I knew that when I left Boston, I was in for a year of video chats with friends and family back home, of time to myself, of connections with new people. I was prepared to wait a year to see the faces of my community in Boston and my family in Connecticut. A lot of that is staying the same. But I wasn't expecting that everyone's social lives and work lives would be relegated to the internet alongside me.
So now, what is there to miss? We’re all doing the same thing — calling each other on FaceTime and Zoom, sharing TikTok videos and news articles at warp speed. We’re in our apartments, with our friends, our partners, our family members that we happened to be with when this pandemic hit its boiling point. I still FaceTime with my nieces in Connecticut from here, like I did with them when I lived in Boston.

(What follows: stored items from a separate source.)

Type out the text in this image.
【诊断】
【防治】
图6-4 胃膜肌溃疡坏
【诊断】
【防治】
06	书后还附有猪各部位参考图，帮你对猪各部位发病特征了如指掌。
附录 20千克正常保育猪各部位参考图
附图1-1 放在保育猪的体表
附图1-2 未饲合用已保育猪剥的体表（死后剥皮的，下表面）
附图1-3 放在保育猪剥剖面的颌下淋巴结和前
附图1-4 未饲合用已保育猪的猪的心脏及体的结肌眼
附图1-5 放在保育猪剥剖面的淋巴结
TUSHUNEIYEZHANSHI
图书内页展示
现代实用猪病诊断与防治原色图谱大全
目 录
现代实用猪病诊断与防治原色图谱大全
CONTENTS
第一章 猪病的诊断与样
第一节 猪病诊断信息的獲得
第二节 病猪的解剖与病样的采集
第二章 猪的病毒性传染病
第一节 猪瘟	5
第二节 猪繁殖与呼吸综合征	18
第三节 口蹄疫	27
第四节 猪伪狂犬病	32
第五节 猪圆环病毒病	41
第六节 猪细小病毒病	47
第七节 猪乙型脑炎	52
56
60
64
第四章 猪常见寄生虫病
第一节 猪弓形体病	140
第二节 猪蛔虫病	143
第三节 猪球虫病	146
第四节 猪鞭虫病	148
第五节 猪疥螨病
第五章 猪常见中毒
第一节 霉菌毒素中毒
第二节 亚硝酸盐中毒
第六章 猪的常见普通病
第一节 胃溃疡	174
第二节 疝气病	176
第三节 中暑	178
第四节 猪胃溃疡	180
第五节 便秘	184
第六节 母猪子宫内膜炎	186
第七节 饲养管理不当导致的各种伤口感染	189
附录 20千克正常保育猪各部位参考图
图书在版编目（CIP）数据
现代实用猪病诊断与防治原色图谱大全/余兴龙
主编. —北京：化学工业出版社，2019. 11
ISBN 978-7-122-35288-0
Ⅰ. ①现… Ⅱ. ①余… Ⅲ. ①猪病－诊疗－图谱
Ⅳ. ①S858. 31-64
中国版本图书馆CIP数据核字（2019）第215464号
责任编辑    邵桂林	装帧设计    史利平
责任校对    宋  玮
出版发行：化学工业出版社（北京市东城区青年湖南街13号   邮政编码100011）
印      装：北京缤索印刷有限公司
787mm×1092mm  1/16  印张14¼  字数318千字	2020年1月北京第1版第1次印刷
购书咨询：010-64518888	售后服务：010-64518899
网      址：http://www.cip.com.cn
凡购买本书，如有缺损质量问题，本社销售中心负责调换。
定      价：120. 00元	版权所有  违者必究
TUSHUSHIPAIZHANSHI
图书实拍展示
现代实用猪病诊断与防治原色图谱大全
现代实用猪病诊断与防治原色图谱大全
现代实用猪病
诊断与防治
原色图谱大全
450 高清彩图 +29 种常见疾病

I still chat and play online games with my college friends who scattered across the U.S. in the years after graduation. But for all the ways I’m able to connect back home, 10,000 miles feels impossibly far.
Before all this, I missed my favorite restaurants and parks and museums with the reassurance that when I returned, it’d all be there waiting for me. That not only the businesses would remain, but the social norms of meeting up with co-workers for dinner, embracing friends I run into, or seeing a band perform live in a sweaty venue wouldn’t change. But now, I’m missing a home that doesn’t exist.
I’m grateful that Australia only has a fraction of the cases the U.S. has. The country enacted relatively strict restrictions early on in the outbreak here and is only now starting to think about lifting stay-at-home directives. But I find myself waking up in the middle of the night (which is about midday in Boston) to check the news from home, as if vigilance will help the situation somehow.
I hear from some friends about how working remotely is going, others about layoffs and canceled gigs, and still others about the reality of working in a hospital right now. I wonder if the Trader Joe’s in Coolidge Corner is stocked up. I worry if people are social-distancing enough at my favorite park. I mourn the closure of Great Scott. I think of Brookline Booksmith and Coolidge Corner Theatre, hoping they stay afloat.
Missing home is one thing. But missing a home that will never be the same after this is over? It feels more like grieving.